Bert Janssen is professor in the department of Chemistry at Utrecht University. His group is part of the Bijvoet Centre for Biomolecular Reseach. Bert studied Molecular Sciences at Wageningen University (MSc 2002), followed by a PhD (2007) in structural biology at Utrecht University that was awarded cum laude. During his PhD he addressed questions central to human immunology by solving crystal structures of the large complement component C3 and its activation products. This revealed in detail the intricate architecture and conformational changes in C3 that are critical to complement activation and amplification. From 2008 until 2011 he was a postdoctoral fellow at the University of Oxford in the lab of Prof. Yvonne Jones, funded by a HFSP fellowship. In Oxford he elucidated the molecular mechanism underlying semaphorin-plexin function in neuronal connectivity. In July 2011 he returned to Utrecht University to start his own group to work on molecular signalling processes that are critical for the homeostasis and functioning of the central nervous system. He was awarded a starting independent researcher grant (VIDI) from the Netherlands Organisation for Scientific Research (NWO) in 2012, and a Starting Grant from the European Research Council (ERC) in 2015. In 2023 he was awarded a VICI independent researcher grant from NWO to further strengthen his research team.

The group of Bert Janssen focusses on structural cell biology with an emphasis on the molecular mechanisms underlying communication between cells in the nervous system.

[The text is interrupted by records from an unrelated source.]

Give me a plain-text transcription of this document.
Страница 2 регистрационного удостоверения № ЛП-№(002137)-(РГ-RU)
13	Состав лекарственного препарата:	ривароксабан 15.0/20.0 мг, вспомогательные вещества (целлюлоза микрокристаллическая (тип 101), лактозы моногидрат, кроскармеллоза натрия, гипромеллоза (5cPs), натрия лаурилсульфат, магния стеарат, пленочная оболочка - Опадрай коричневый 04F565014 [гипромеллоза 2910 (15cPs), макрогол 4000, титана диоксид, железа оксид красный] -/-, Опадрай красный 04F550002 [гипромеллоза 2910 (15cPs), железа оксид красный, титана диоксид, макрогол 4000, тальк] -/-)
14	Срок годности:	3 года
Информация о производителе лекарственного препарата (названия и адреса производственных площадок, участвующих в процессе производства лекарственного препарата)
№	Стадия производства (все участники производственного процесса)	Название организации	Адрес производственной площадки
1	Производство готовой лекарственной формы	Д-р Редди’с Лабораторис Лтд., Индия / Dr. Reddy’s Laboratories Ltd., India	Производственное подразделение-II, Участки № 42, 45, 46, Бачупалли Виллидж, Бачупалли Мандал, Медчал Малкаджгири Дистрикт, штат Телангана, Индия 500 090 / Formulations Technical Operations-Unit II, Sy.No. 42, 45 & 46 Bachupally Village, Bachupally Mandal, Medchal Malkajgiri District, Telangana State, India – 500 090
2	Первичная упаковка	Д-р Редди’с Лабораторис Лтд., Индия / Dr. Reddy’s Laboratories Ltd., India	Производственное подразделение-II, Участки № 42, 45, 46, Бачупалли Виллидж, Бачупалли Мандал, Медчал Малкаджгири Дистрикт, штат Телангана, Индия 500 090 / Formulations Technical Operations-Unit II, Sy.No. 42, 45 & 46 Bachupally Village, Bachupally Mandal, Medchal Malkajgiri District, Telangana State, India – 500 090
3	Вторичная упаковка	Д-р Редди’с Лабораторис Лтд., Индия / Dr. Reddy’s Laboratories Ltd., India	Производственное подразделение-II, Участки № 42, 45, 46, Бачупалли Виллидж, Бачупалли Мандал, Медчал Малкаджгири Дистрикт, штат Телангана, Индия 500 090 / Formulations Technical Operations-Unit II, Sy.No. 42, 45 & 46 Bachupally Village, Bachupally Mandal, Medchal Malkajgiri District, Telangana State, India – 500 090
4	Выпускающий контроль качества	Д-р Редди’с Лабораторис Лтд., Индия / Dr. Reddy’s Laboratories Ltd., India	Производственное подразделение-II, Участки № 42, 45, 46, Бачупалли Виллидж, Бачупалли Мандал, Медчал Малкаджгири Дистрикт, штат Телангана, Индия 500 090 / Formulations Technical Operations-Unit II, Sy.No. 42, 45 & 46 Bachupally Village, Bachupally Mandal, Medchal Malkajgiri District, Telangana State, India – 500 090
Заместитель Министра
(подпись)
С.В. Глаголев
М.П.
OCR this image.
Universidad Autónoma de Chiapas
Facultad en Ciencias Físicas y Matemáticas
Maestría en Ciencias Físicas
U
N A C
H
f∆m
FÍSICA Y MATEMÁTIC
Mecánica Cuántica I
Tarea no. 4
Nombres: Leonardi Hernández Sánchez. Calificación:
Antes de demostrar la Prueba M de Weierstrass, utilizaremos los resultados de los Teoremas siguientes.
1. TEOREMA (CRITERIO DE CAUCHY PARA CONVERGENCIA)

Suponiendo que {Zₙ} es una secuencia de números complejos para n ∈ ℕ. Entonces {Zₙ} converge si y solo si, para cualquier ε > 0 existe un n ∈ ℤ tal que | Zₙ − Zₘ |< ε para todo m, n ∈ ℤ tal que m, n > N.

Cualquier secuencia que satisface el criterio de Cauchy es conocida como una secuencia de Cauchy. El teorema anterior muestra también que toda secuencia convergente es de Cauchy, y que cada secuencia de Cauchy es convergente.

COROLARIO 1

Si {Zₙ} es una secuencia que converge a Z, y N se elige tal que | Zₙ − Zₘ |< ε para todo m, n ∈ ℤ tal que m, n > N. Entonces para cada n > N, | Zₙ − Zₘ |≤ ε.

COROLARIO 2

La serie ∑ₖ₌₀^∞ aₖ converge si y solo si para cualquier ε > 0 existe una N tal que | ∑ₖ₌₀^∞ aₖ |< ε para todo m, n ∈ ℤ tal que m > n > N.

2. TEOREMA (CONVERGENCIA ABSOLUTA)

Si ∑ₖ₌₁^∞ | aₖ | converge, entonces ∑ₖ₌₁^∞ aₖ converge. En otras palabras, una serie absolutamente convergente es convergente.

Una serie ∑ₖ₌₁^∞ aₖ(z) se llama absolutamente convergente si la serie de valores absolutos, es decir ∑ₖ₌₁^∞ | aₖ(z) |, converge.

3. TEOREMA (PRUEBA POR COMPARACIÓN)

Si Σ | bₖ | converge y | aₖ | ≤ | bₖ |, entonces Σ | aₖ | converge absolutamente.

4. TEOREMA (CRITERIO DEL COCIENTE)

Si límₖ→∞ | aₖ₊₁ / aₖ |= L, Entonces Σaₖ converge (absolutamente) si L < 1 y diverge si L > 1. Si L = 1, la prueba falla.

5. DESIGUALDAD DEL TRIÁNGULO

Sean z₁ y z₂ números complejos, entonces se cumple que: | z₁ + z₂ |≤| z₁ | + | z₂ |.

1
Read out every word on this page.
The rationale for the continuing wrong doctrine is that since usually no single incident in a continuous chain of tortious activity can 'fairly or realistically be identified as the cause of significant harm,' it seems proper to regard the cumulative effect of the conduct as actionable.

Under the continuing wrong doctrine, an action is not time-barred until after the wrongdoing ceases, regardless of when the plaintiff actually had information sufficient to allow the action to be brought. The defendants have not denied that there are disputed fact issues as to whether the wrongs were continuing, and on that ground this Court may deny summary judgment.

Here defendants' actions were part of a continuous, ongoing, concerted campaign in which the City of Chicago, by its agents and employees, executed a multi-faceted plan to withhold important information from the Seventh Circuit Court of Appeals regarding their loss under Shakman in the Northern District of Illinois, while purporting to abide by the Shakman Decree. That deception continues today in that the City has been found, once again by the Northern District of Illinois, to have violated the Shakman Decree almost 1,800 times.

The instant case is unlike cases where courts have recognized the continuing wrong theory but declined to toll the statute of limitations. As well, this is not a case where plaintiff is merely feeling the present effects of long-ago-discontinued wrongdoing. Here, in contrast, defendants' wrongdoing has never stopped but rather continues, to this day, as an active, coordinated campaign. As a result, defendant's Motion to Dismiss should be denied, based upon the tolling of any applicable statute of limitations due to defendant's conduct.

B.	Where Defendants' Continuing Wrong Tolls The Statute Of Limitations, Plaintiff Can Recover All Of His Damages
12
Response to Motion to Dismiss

This intercellular signaling is critical for the development and function of the nervous system but still poorly understood on a molecular level. We are interested in how protein signaling systems initiate and transduce signals between cells and how cells interact to give shape to tissues. Our research on the properties of receptors, ligands and adhesion assemblies in cell interactions and communication has an impact on fields studying tissue function and development in health and disease. We use a hybrid approach of protein crystallography, cryo-EM and biochemical, biophysical and cellular techniques to resolve signaling and adhesion mechanisms at the finest detail. In the past years we have uncovered an intricate interplay of how protein structures, conformational changes, and interactions work together to organize intercellular adhesion and signaling. This ultimately underpins understanding of diseases, such as cancer and neurological disorders, and offers new avenues for therapeutic approaches.